I wanted to experience islands more deeply than that of tourist. I explored the islands described in this anthology as a traveler with an attitude of curiosity and adventure.
The personal essays and stories in this book reflect some of what I have gained and what I have dreamed of islands as a spiritual seeker and adventure traveler.
Excerpt
The three of us dove in with fins kicking as hard and fast as we could. Anjo told us splashing bothers whales, so we kicked with our fins below the surface and didn’t stroke with our arms to minimize splashing.
The mother and calf didn’t dive this time. They swam just below the surface staying about twenty yards ahead of us. Tashio, the Japanese guy, tired from the fifteen times we had already swam after the whales, gave up the chase after about fifty yards. Kevin, the Floridian, broke off after one hundred yards. I kept kicking. After another fifty yards of pursuit, the whales stopped.
The mother let me swim up beside her, but kept her baby on her other side away from me. I swam up beside her huge eye, turned on my side and looked through my snorkel mask into her eye, which was as big as my head. She looked back at me. Our eyes locked. Time stopped. It was if we were looking into each other’s souls.
She rolled and nudged her calf with her flipper to encourage the calf to swim over to me. The baby whale swam up to me, swam under me, then circled around me, and let me caress its tail. It was surprisingly smooth to my touch.
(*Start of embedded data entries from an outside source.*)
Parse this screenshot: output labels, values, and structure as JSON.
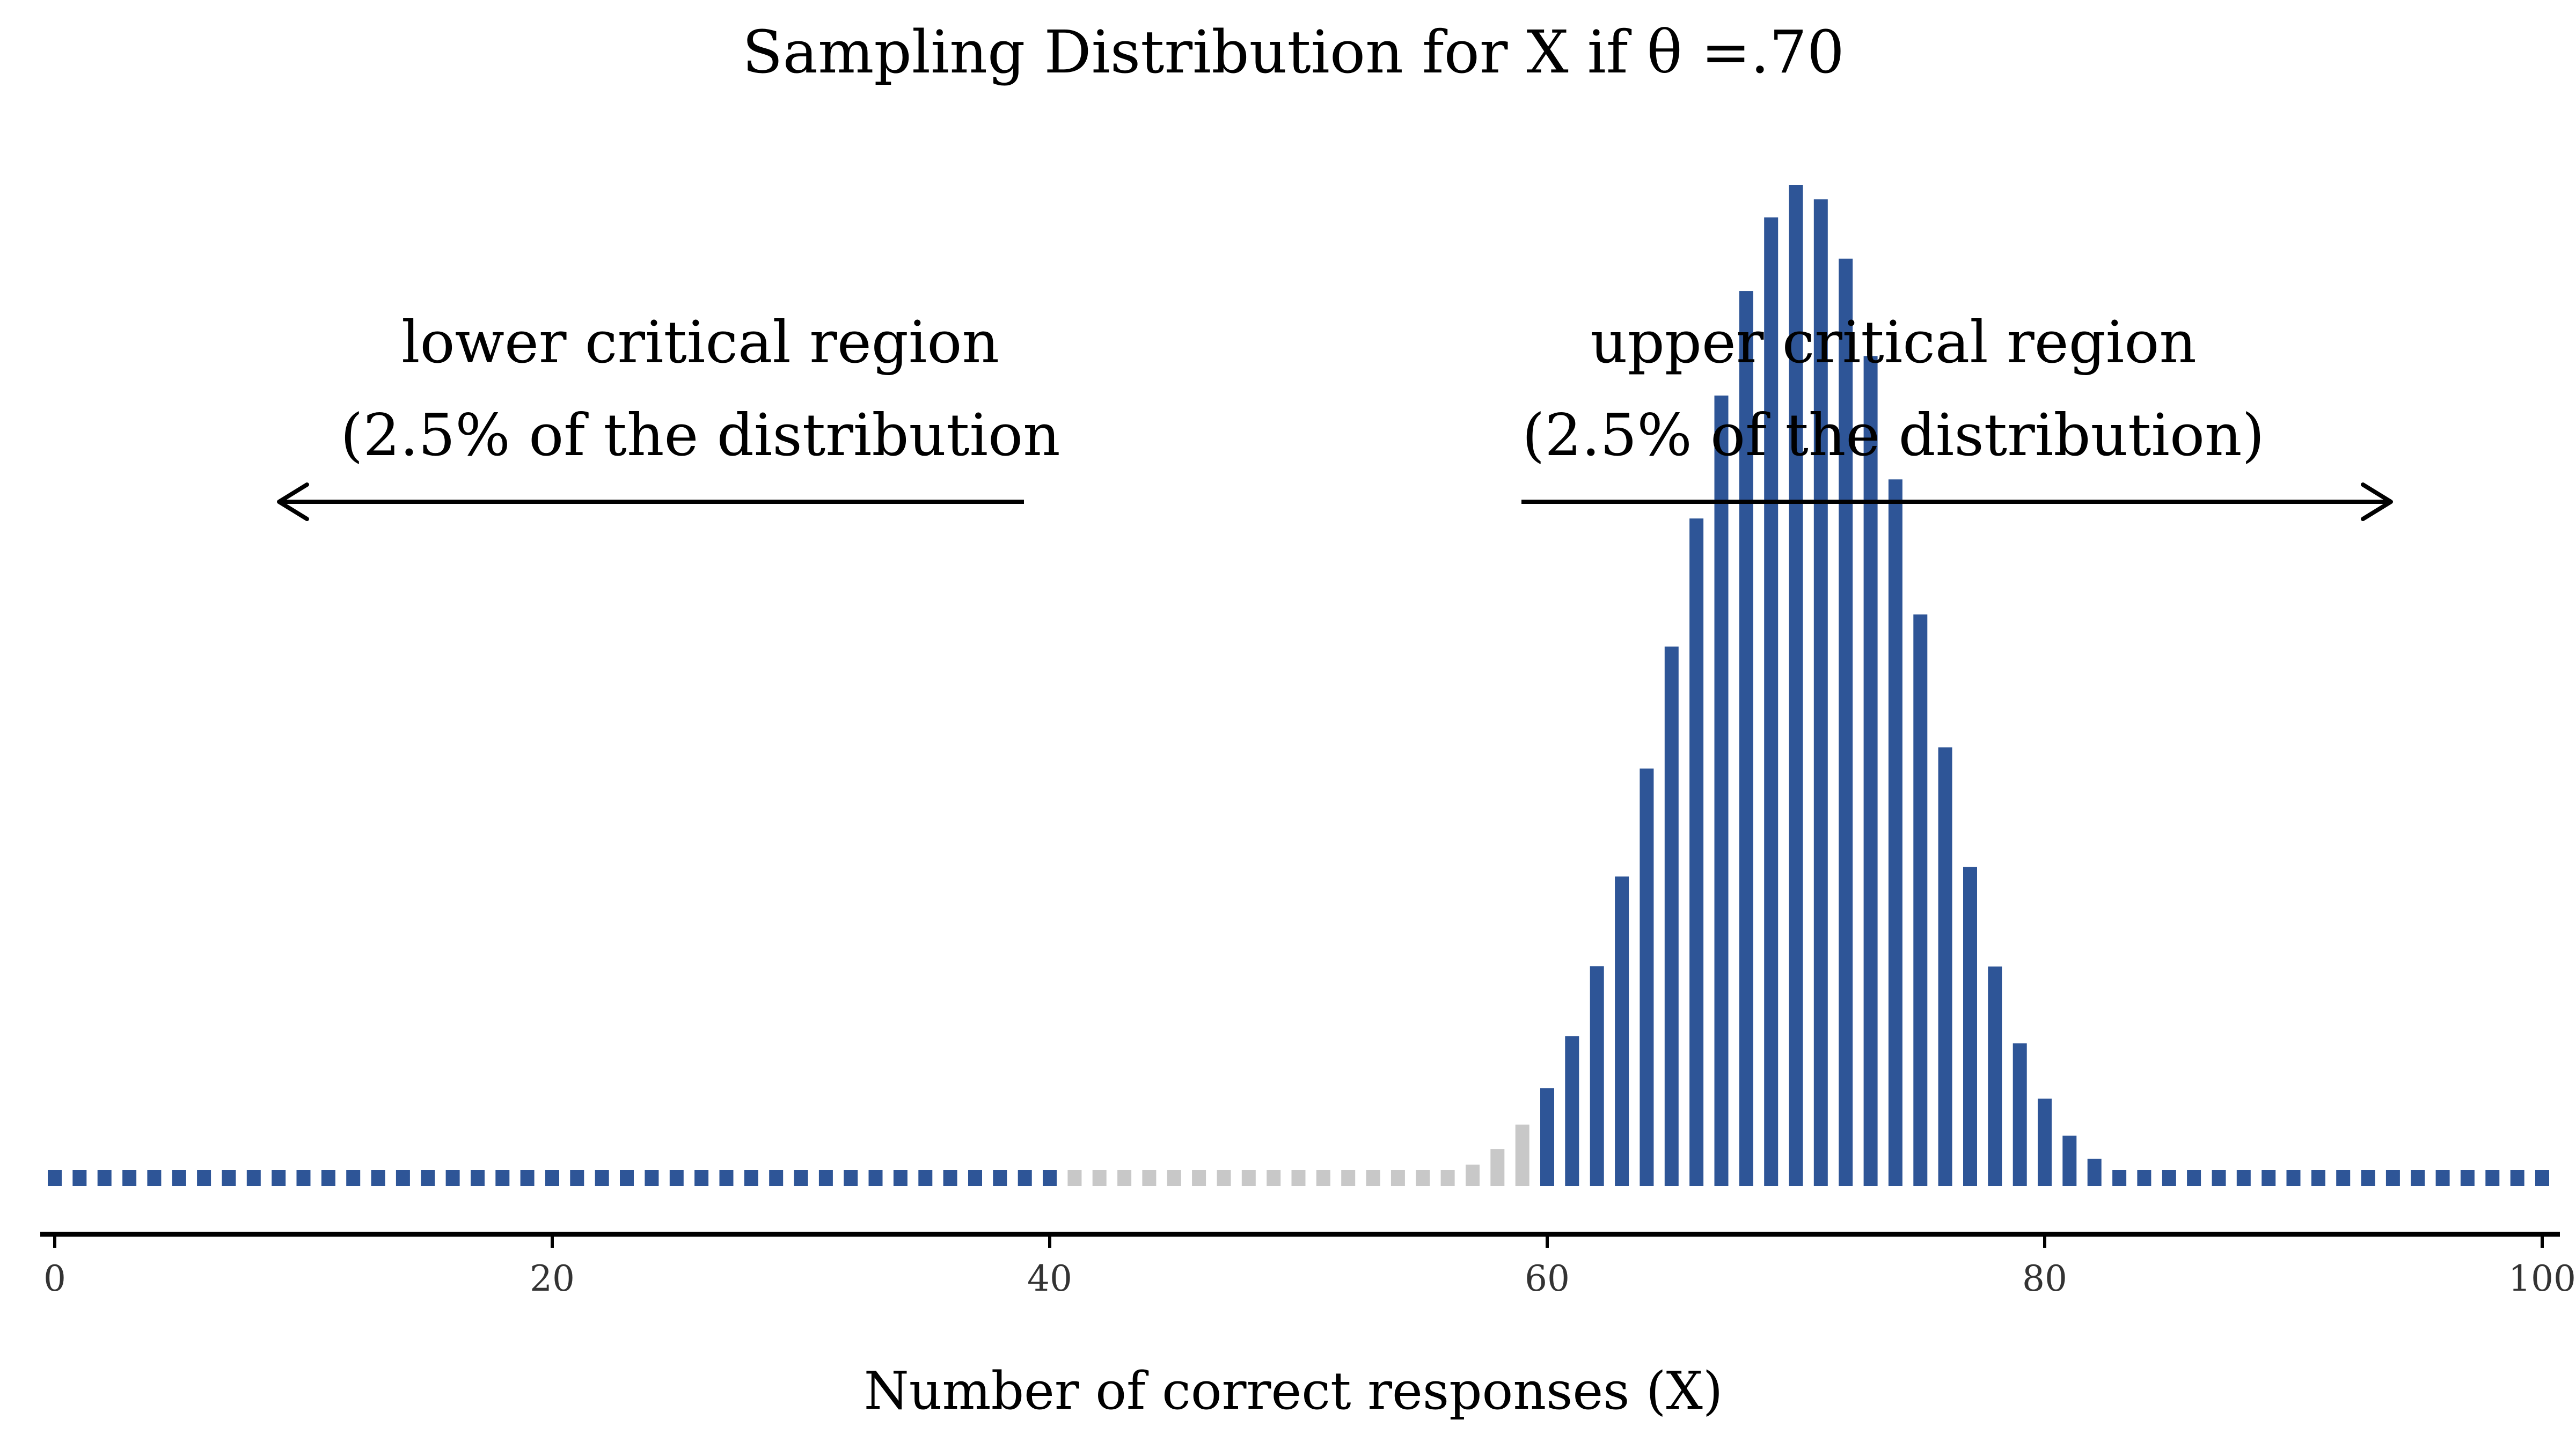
{
  "chart_data": {
    "type": "bar",
    "title": "Sampling Distribution for X if θ =.70",
    "xlabel": "Number of correct responses (X)",
    "ylabel": "",
    "xlim": [
      0,
      100
    ],
    "x_ticks": [
      "0",
      "20",
      "40",
      "60",
      "80",
      "100"
    ],
    "grid": false,
    "distribution": {
      "family": "binomial",
      "n": 100,
      "theta": 0.7
    },
    "critical_region_lower_max": 40,
    "critical_region_upper_min": 60,
    "colors": {
      "critical": "#2e5597",
      "non_critical": "#c8c8c8",
      "axis": "#000000"
    },
    "annotations": {
      "lower_line1": "lower critical region",
      "lower_line2": "(2.5% of the distribution",
      "upper_line1": "upper critical region",
      "upper_line2": "(2.5% of the distribution)"
    }
  }
}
The calf returned to its mother’s side.
They began to swim off slowly. I swam with them for about one hundred yards, but then another whale-watching boat approached. The mother gave one great flick of her tail and they vanished deep into the dark water below me.
I stroked back to the speedboat and clambered up the ladder and dropped over the gunwale. I could barely stand. My legs were vibrating and shaking. Electric current (or adrenaline) was coursing through me from the thrill and power of the encounter.